TopikIndo.com – Tak ada pemilihan gubernur yang seheboh di Jakarta. Basuki Tjahaja Purnama alias Ahok sebagai calon petahana memberi tamparan kepada partai politik. Sementara dulu dia diusung Partai Gerindra dalam posisi sebagai calon wakil gubernur yang dipasangkan dengan jagoan PDI Perjuangan, Joko Widodo, kini Ahok meninggalkan Gerindra. Ahok sempat berbasa-basi menanyakan kepada PDI Perjuangan apakah akan mendukungnya, mengingat posisi wakil gubernur dipegang Djarot, yang merupakan kader PDIP. Namun, setelah terbentur “mekanisme partai”, kepastian dukung-mendukung itu baru ada menjelang pendaftaran ke Komisi Pemilihan Umum (KPU). Ahok bersimpang jalan. Dia tahu kepastian itu tidak pasti.
Banyak orang tersentak lalu mendukung Ahok dengan memberikan KTP. Ada juga yang mendukung Ahok untuk menyalurkan rasa tak puasnya melihat tingkah polah partai selama ini. Partai sepertinya tak mampu melahirkan pemimpin.
Partai politik lagi gamang. Kini mereka menerima pendaftaran bakal calon gubernur dan wakilnya. Siapa pun boleh mengambil formulir, apakah dia penyanyi, pengacara, pengusaha, pengamat sosial, sampai yang tak jelas profesinya digolongkan di mana. Tak ada persyaratan, misalnya, harus seideologi dengan asas partai, harus kader partai dengan bukti punya KTA (kartu tanda anggota) partai.
Sampai penutupan pendaftaran, PDI Perjuangan mengantongi 32 pelamar. Di antaranya, ada Yusril Izha Mahendra, Ketua Umum Partai Bulan Bintang (atau Bintang Bulan, saya lupa). Lalu ada Muhammad Idrus, kader Partai Keadilan Sejahtera, ada Haji Lunggana alias Haji Lulung, kader Partai Persatuan Pembangunan. Ketiga pelamar ini dikenal sebagai kader partai yang condong ke Islam. Kalau salah satu dari tiga orang ini dipilih PDI Perjuangan, apakah asas nasionalisme dibuang ke laut oleh para Marhaenis, eh, apa istilah ini masih ada? Apakah kader partai tak tersinggung (dan terhina) calon gubernur ternyata berasal dari kader partai lain?
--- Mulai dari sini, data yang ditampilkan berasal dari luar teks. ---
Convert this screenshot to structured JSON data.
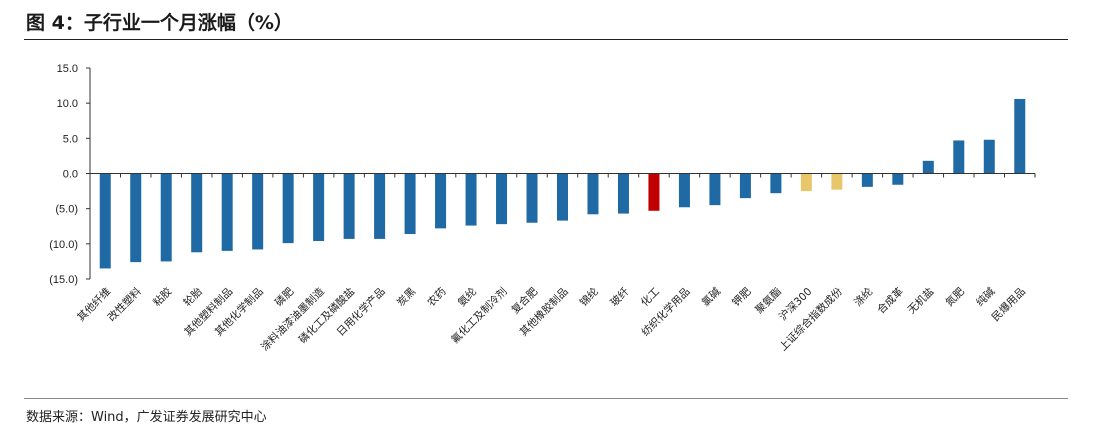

Untuk tokoh sekaliber Yusril, juga terasa aneh kalau dilihat dari sejarah kelahiran partai politik di negeri ini. Ahli hukum tata negara ini melamar di sejumlah partai. Apakah yang dia kejar? Tak perlu bergelar profesor untuk menjawabnya: pasti jabatan. Lantas, kalau jabatan itu diraihnya, ideologi apa yang dia terapkan sebagai gubernur? Apakah ujug-ujug ideologi itu klop dengan partai pengusungnya? Atau lupakan itu, yang penting “gubernur untuk kesejahtraan rakyat”. Jika begitu sederhana, untuk apa ada partai politik? Bubarkan saja partai. Calon-calon bupati, gubernur, presiden, serta anggota parlemen cukup diseleksi oleh Pansel (Panitia Seleksi) yang dibentuk KPU. Calon yang dihasilkan Pansel ini dipilih oleh rakyat saat pemilu atau pilkada. Jangan-jangan lebih baik hasilnya.
Tapi syukurlah, pendaftaran yang diselenggarakan partai untuk calon gubernur ini tampaknya juga “sekadar basa-basi”. Buktinya, PDI Perjuangan sudah dari awal menyebutkan kader yang diusung nanti tergantung “penugasan partai”, yang penetapannya dilakukan Ibu Ketua Umum. Jadi 32 pendaftar di PDI Perjuangan ini hanya “penggembira”, seperti yang pernah terjadi di masa lalu, misalnya, saat konvensi Partai Demokrat menjaring calon presiden. Tak ada hasil apa-apa, tapi pelamar tetap banyak. Maklum, mereka mendaftar hanya untuk mencari popularitas, bukan menawarkan program.
Jika begitu, sampai saat ini baru Ahok yang siap bertarung dalam pilkada DKI Jakarta tahun depan. Belum muncul lawan tangguh, atau mereka masih berusaha menggugurkan Ahok, entah dengan cara apa.